Wie oft eine einzelne Studie zitiert wird, lässt in den meisten Fällen auch auf die Güte schließen (deswegen ist jedem Forscher daran gelegen, dass die eigenen Studien oft zitiert wird, was oft in den Review Prozess, siehe oben, einfließt). Auf den Trefferlisten bei Google und auch auf den Übersichtsseiten der Jourals steht deswegen oft recht prominent dabei, wie oft eine Studie bereits zitiert wurde (No Brainer: Eine Studie von 2010 kann logischerweise mehr Zitation haben als eine von 2017)
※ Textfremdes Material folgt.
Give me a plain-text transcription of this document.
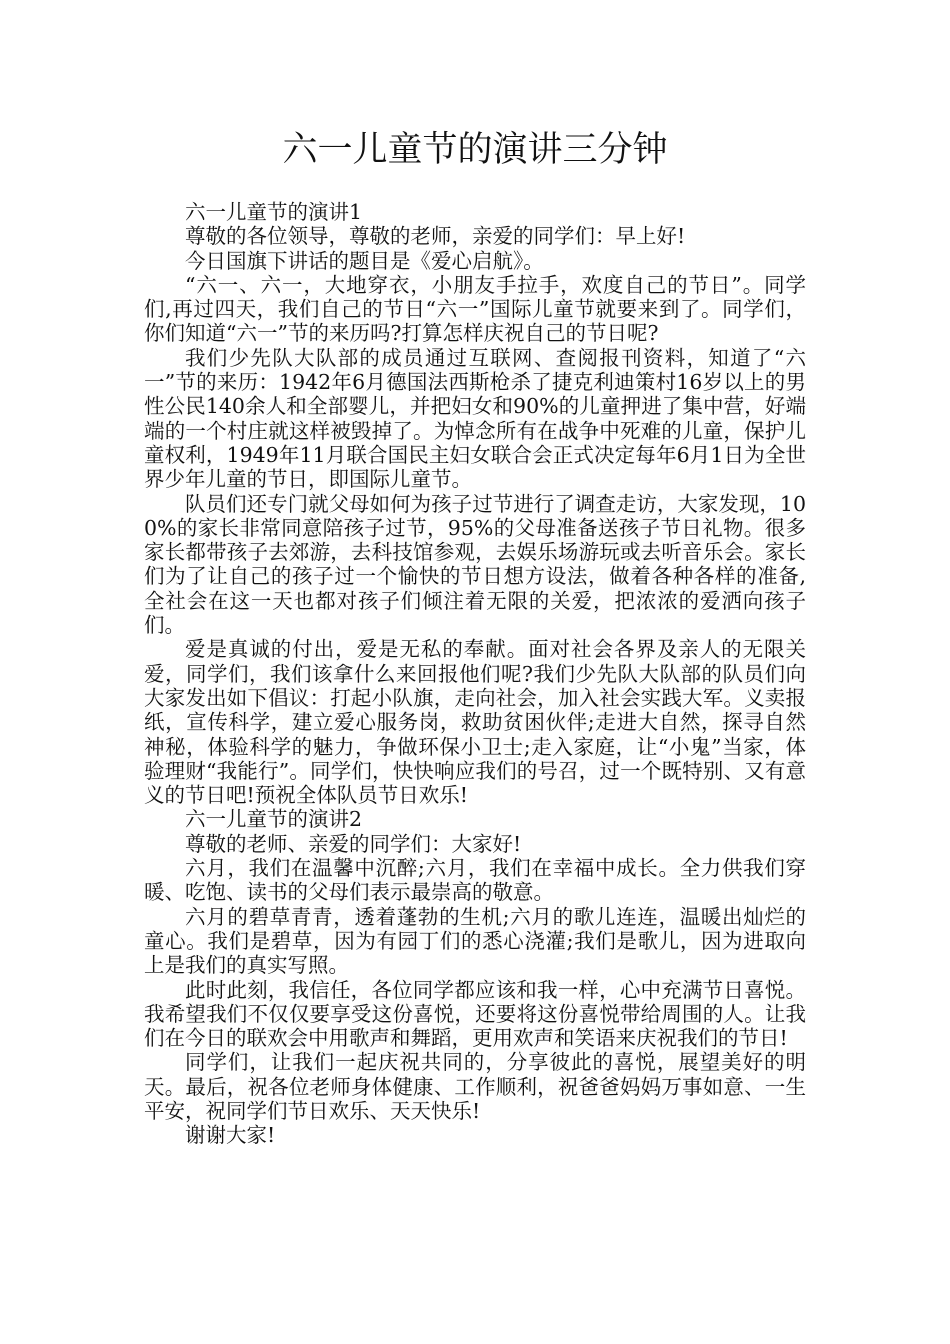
六一儿童节的演讲三分钟

六一儿童节的演讲1

尊敬的各位领导，尊敬的老师，亲爱的同学们：早上好!

今日国旗下讲话的题目是《爱心启航》。

“六一、六一，大地穿衣，小朋友手拉手，欢度自己的节日”。同学们,再过四天，我们自己的节日“六一”国际儿童节就要来到了。同学们，你们知道“六一”节的来历吗?打算怎样庆祝自己的节日呢?

我们少先队大队部的成员通过互联网、查阅报刊资料，知道了“六一”节的来历：1942年6月德国法西斯枪杀了捷克利迪策村16岁以上的男性公民140余人和全部婴儿，并把妇女和90%的儿童押进了集中营，好端端的一个村庄就这样被毁掉了。为悼念所有在战争中死难的儿童，保护儿童权利，1949年11月联合国民主妇女联合会正式决定每年6月1日为全世界少年儿童的节日，即国际儿童节。

队员们还专门就父母如何为孩子过节进行了调查走访，大家发现，100%的家长非常同意陪孩子过节，95%的父母准备送孩子节日礼物。很多家长都带孩子去郊游，去科技馆参观，去娱乐场游玩或去听音乐会。家长们为了让自己的孩子过一个愉快的节日想方设法，做着各种各样的准备,全社会在这一天也都对孩子们倾注着无限的关爱，把浓浓的爱洒向孩子们。

爱是真诚的付出，爱是无私的奉献。面对社会各界及亲人的无限关爱，同学们，我们该拿什么来回报他们呢?我们少先队大队部的队员们向大家发出如下倡议：打起小队旗，走向社会，加入社会实践大军。义卖报纸，宣传科学，建立爱心服务岗，救助贫困伙伴;走进大自然，探寻自然神秘，体验科学的魅力，争做环保小卫士;走入家庭，让“小鬼”当家，体验理财“我能行”。同学们，快快响应我们的号召，过一个既特别、又有意义的节日吧!预祝全体队员节日欢乐!

六一儿童节的演讲2

尊敬的老师、亲爱的同学们：大家好!

六月，我们在温馨中沉醉;六月，我们在幸福中成长。全力供我们穿暖、吃饱、读书的父母们表示最崇高的敬意。

六月的碧草青青，透着蓬勃的生机;六月的歌儿连连，温暖出灿烂的童心。我们是碧草，因为有园丁们的悉心浇灌;我们是歌儿，因为进取向上是我们的真实写照。

此时此刻，我信任，各位同学都应该和我一样，心中充满节日喜悦。我希望我们不仅仅要享受这份喜悦，还要将这份喜悦带给周围的人。让我们在今日的联欢会中用歌声和舞蹈，更用欢声和笑语来庆祝我们的节日!

同学们，让我们一起庆祝共同的，分享彼此的喜悦，展望美好的明天。最后，祝各位老师身体健康、工作顺利，祝爸爸妈妈万事如意、一生平安，祝同学们节日欢乐、天天快乐!

谢谢大家!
Wenn Du eine Studie gefunden hast, die deine Sichtweise unterstützt, solltest Du dich auf jeden Fall auf die Suche nach einer Studie machen, die die entgegengesetzte Sichtweise unterstützt und sie mit derselben Sorgfalt durchlesen. Im Idealfall kannst Du Dir dann selbst beantworten, welche Seite die besseren Argumente hat.